The Memo: Ukraine, inflation catch Biden in their pincers
President Biden is caught between two competing priorities — the need to take effective action to help Ukraine and the desire to avoid causing more turmoil in the domestic economy.
The moral case for more action on Ukraine has gained force in recent days amid credible evidence of Russian war crimes.
Yet the conflict and the sanctions that have been mounted in response are already inflicting economic pain on Americans at home. The pain will only become more severe as the conflict goes on and sanctions are tightened.
“The [economic] cost is consequential and mounting — and more than I would have thought when Russia first invaded Ukraine,” Mark Zandi, the chief economist of Moody’s Analytics, told this column. “It goes to the circumstances that prevailed when they invaded: high inflation, expectations of higher inflation and a world still grappling with the pandemic.”
Zandi emphasized that the economic effects in the U.S. paled by comparison to the human catastrophe that has befallen Ukraine. Still, he said, “this is going to do a lot of damage” to the U.S. and global economy.
Yet, at the same time, everyone agrees Biden and other Western leaders have to do something.
American newscasts are being led by gruesome images that have emerged from the suburbs of Kyiv as Russian forces have pulled back after their unsuccessful attempt to seize the Ukrainian capital.
The evidence, encompassing eyewitness testimony and photos of corpses with their hands tied behind their backs, strongly suggests Russia has committed atrocities.
On Tuesday, Ukrainian President Volodymyr Zelensky gave a graphic account of those apparent crimes when he addressed the United Nations Security Council by video link.
“They cut off limbs, cut their throats. Women were raped and killed in front of their children,” Zelensky alleged.
Zelensky’s frustration with the United Nations was plain as he asked rhetorically, “Where is the security that the Security Council is supposed to [guarantee]?” and suggested that the international body should “dissolve yourself altogether if there is nothing you can do beyond conversation.”
In reality, the fact that Russia has a permanent seat on the UN Security Council means there is no chance of effective action from that quarter.
Zelensky’s more ambitious requests to the United States and other Western powers – for the provision of warplanes, for example – have also gone unmet, so far. Biden has been adamant that he wants to avoid escalatory steps that he says could lead to World War III.
Instead, the focus has been on sanctions — and whether they can be ramped up fast enough to force Russian President Vladimir Putin to rethink.
On Monday, the United States Treasury blocked Russia from using dollars held in U.S. banks for debt payments, a highly significant move that pushes Moscow closer to a default.
A separate package of sanctions will be levied against the Kremlin on Wednesday.
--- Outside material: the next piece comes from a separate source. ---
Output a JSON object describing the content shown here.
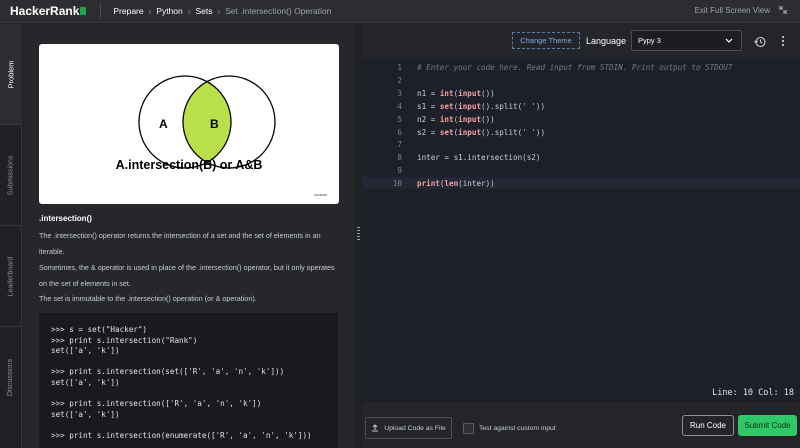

Those measures are expected to include a ban on new investment in Russia as well as fresh efforts to target Putin and his allies.
One huge question that remains is whether western European nations would be willing to cut themselves off from Russian oil and gas. On Tuesday, the European Commission proposed a ban on imports of Russian coal, but such a ban would have a much less dramatic effect on Russian coffers than an oil and gas embargo.
White House press secretary Jen Psaki defended the effectiveness of sanctions in Tuesday’s media briefing with reporters.
She insisted twice that the Russian economy is “on the brink of collapse,” pointing to soaring inflation and an expected massive contraction of overall activity. In addition to official sanctions, an enormous number of private sector companies have shuttered their operations in Russia.
While Psaki acknowledged that sanctions are “just one component of the tools we have at our disposal,” she also said that the goal of intensifying those measures “is to force them to make a choice. Russia does not have unlimited resources.”
Still, there are real complications.
The war in Ukraine has upped inflationary pressures in the U.S. — an effect seen most prominently in gas prices. Both Russia and Ukraine are also key exporters of wheat and other grains in normal times, meaning food prices are on the rise.
Inflation has already hit a 40-year high of 7.9 percent in the latest figures, for February. On Tuesday, Federal Reserve Governor Lael Brainard suggested that “stronger action” could be required to tame inflation — a comment that was widely interpreted as meaning higher interest rate hikes than the Fed has already projected are possible.
On Monday, JP MorganChase CEO Jamie Dimon warned that the picture ahead for the United States was darkening.
In his annual letter to shareholders, Dimon said that the stimulus-led efforts to recover from COVID, the need to tamp down inflation, and the war in Ukraine was each “unique in its own right.”
Together, he warned, “they present completely different circumstances than what we’ve experienced in the past — and their confluence may dramatically increase the risks ahead.”
Those are risks that the president and his party can ill afford, politically.
Biden’s poll ratings are mediocre at best, his performance on the economy is judged to be especially poor, and Democrats are facing a steep climb to have any chance of retaining their control of Congress in November’s midterm elections.
Yet what else can the president do? There is no public appetite among voters to send U.S. troops into Ukraine but folding against Putin is not an option. That leaves sanctions — and the ripple effects they cause — as the only plausible choice.
“It is a very difficult thing to straddle, politically and economically,” Zandi said.